Ouvir Barrichello hoje, só amanhã...
Cheguei em Spa e, como de costume, fui conferir os horários das entrevistas dos pilotos para a quinta-feira nas folhas de cada equipe afixadas num mural. Quando olhei no papel da Williams, o susto: Rubens Barrichello e Pastor Maldonado não estavam escalados para falar hoje - apenas na sexta, sábado e domingo.
Logo chegou a assessora da equipe, um amor de pessoa, para dar explicações. “Ultimamente saiu muitas reportagens negativas sobre a equipe na imprensa. Queremos nos concentrar em melhorar o carro”. Como é, querida? Se formos esperar o time voltar a vencer para ouvir o que os pilotos pensam, talvez esperaremos algumas gerações.
Questionei a prática estranha. Toda educada, ela me pediu mil desculpas, mas comentou que ultimamente saíram várias reportagens negativas sobre o time, que eles admitiam o bom momento e preferiam se resguardar para que os pilotos falassem apenas sobre o desenvolvimento do carro. E acrescentou: “saiu muita besteira também sobre a situação contratual dos pilotos e nossa equipe não costuma comentar sobre esse assunto na imprensa”.
Quase caí para trás. “A imprensa sempre escreveu mil linhas sobre a situação contratual dos pilotos da Williams. Especialmente quando vocês mandaram campeões mundiais embora, como Nigel Mansell ou Damon Hill”. Ela sorriu amarelo, pediu desculpas novamente mas manteve firme a postura da equipe. Explicou que era uma situação temporária e abrimos negociações para mudar o quadro em Monza.

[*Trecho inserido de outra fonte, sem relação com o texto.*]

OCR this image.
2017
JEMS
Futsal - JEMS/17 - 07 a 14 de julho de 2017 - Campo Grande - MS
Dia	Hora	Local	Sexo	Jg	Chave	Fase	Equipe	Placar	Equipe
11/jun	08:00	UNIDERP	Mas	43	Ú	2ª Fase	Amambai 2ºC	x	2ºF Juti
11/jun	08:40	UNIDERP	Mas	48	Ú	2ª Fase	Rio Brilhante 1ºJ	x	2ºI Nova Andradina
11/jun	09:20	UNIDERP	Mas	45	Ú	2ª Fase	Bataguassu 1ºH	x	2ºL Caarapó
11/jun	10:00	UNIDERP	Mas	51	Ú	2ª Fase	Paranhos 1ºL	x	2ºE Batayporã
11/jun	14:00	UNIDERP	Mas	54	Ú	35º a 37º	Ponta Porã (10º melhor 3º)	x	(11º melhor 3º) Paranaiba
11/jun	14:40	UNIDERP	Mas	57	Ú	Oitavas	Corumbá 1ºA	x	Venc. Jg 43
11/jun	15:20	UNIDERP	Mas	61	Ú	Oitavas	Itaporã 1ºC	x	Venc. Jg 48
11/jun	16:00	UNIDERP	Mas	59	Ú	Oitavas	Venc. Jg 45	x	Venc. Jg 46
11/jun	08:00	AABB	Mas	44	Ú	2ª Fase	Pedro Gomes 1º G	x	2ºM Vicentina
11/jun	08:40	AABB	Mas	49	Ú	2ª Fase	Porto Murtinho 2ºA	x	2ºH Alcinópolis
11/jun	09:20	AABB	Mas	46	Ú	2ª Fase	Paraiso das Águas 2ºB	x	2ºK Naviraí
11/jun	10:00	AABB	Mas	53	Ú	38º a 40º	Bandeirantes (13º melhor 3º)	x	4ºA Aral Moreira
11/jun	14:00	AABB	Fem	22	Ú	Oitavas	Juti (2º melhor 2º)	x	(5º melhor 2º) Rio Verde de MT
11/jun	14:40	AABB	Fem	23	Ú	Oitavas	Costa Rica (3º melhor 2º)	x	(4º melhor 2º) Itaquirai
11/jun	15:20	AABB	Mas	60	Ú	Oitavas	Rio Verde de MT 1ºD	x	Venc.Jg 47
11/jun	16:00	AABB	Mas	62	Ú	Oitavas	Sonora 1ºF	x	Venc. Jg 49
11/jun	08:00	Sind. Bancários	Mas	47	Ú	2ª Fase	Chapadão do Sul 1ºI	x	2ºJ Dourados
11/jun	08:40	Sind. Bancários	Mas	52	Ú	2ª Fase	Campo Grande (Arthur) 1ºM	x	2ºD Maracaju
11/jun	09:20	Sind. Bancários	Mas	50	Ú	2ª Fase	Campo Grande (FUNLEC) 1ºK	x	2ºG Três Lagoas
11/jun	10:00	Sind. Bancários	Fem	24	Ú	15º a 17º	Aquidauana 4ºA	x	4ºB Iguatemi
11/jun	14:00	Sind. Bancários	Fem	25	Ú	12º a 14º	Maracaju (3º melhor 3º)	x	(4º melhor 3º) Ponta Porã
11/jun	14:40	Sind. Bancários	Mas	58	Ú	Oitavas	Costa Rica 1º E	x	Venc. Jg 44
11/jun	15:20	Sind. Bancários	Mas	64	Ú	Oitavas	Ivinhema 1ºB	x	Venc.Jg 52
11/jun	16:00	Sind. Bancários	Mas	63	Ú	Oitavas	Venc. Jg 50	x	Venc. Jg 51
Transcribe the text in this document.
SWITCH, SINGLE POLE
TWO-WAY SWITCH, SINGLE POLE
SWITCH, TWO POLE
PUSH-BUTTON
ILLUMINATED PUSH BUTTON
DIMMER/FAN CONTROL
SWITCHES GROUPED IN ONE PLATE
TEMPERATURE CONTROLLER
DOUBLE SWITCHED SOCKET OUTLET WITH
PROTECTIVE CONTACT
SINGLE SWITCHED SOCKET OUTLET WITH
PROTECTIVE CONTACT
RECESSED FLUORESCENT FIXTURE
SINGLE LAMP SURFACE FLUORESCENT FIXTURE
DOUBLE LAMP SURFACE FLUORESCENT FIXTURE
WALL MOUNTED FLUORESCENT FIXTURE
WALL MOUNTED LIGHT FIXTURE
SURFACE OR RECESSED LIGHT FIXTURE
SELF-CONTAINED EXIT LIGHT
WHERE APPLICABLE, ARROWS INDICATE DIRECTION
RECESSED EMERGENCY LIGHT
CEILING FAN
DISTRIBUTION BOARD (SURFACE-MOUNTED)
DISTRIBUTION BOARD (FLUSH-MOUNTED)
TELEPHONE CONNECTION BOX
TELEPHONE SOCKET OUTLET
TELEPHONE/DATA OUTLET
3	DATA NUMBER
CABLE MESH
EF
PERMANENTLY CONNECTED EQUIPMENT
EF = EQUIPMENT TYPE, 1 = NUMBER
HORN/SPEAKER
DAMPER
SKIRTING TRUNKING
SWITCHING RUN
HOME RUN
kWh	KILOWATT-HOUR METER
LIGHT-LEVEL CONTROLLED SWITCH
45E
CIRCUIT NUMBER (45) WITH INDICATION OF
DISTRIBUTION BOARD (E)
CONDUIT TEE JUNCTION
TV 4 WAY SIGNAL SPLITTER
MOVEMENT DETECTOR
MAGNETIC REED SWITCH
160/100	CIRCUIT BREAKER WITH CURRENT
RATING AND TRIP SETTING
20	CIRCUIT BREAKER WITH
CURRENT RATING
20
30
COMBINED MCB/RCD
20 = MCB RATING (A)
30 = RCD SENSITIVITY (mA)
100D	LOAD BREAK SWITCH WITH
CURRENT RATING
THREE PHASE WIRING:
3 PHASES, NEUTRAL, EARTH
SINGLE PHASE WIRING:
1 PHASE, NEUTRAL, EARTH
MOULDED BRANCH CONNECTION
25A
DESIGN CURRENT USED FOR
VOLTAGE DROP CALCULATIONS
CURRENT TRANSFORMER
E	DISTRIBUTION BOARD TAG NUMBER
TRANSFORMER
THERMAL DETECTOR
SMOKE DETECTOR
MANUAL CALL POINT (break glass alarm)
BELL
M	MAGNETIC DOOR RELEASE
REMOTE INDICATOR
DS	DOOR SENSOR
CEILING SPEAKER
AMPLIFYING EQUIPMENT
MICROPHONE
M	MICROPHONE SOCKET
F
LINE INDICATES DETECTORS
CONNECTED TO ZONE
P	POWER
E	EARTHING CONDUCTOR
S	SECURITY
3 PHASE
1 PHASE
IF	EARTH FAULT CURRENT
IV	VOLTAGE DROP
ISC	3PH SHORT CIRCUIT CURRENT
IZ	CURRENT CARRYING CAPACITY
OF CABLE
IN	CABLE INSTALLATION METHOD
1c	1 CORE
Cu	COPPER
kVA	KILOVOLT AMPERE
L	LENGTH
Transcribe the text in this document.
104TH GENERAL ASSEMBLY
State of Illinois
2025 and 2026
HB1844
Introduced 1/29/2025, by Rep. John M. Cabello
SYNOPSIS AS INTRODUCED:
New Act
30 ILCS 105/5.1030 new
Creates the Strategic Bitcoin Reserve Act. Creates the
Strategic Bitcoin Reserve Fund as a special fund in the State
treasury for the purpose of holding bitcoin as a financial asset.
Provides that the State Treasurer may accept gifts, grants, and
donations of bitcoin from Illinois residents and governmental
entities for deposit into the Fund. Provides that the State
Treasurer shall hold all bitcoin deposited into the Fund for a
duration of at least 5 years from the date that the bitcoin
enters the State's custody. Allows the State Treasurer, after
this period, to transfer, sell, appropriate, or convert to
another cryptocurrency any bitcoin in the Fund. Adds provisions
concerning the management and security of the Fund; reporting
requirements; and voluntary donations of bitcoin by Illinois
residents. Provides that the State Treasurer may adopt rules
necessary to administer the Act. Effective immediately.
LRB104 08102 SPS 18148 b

A atitude de blindar os pilotos é de uma imbecilidade sem fim. Mas, infelizmente, não é algo inédito na Fórmula 1. Em 2009, na seqüência do “escândalo da mentira”, a McLaren ficou mais de meia temporada sem disponibilizar Lewis Hamilton para as entrevistas de quinta-feira. Quem quisesse saber algo de uma das equipes mais importantes do grid tinha de se contentar com o insosso Heikki Kovalainen. Lamentável.
No final das contas, o silêncio dos pilotos da Williams acaba sendo mais sonoro do que debater abertamente os motivos para a situação confusa que ela vive. Mais uma decisão errada no que está parecendo um amontoado de decisões erradas que o time tomou neste ano, como a desastrada entrada na bolsa de valores (cujas ações já perderam 50% do valor) ou a necessária mas mal conduzida mudanças na equipe técnica. Quem te viu, quem te vê, Williams...

Hispânia versus Ferrari
A coluna é sobre Fórmula 1, mas vamos nos transferir para o cenário do futebol espanhol. Enquanto os gigantes Barcelona e Real Madrid acumulam milhões entre direitos de imagem e dinheiro de patrocinadores, as outras equipes passam por sérias dificuldades financeiras e estão atrasando o pagamento de seus jogadores, o que levou a uma greve que adiou o início da temporada.
Na categoria máxima do automobilismo, as estrelas ainda recebem em dia. Mas o caminho que ela está seguindo é o mesmo. Se olharmos para as doze equipes do grid, metade delas sofre de problemas financeiros em maior ou menor grau. E são poucos os indícios de que há um movimento sério para mudar este quadro.
Os times com dificuldades no orçamento são Renault, Force India, Williams, Lotus, HRT e Virgin. Em níveis diferentes, elas buscam alternativas para compensar a debandada de grandes fontes de dinheiro na F-1. As montadoras e os bancos foram embora, o jeito é apostar na boa vontade de milionários e, principalmente, vender bem caro os cockpits.
Para reverter o quadro, os times se unem em busca de condições melhores na hora de repartir os lucros da F-1. O objetivo é que eles tenham direito a 75% do bolo a partir de 2013, contra os 50% atuais. Bernie Ecclestone se defende com unhas e dentes e a briga nos bastidores vai ferver nos próximos meses.
Mas há um ponto em que os times discordam entre si. Para ajudar os times menores, a FIA busca introduzir uma série de medidas como restrições no orçamento e no uso do túnel de vento. Mas os times grandes são contra. Muitas vezes eles têm mais dinheiro para gastar no desenvolvimento de um carro do que um time pequeno tem para construir o seu. Uma vantagem financeira da qual eles não querem abrir mão.
Sem compromisso, a bola de neve deve crescer. Será que um dia teremos greve de pilotos por falta de pagamento?
(Texto da coluna "Direto do Paddock", publicada na edição de hoje do Diário Lance!)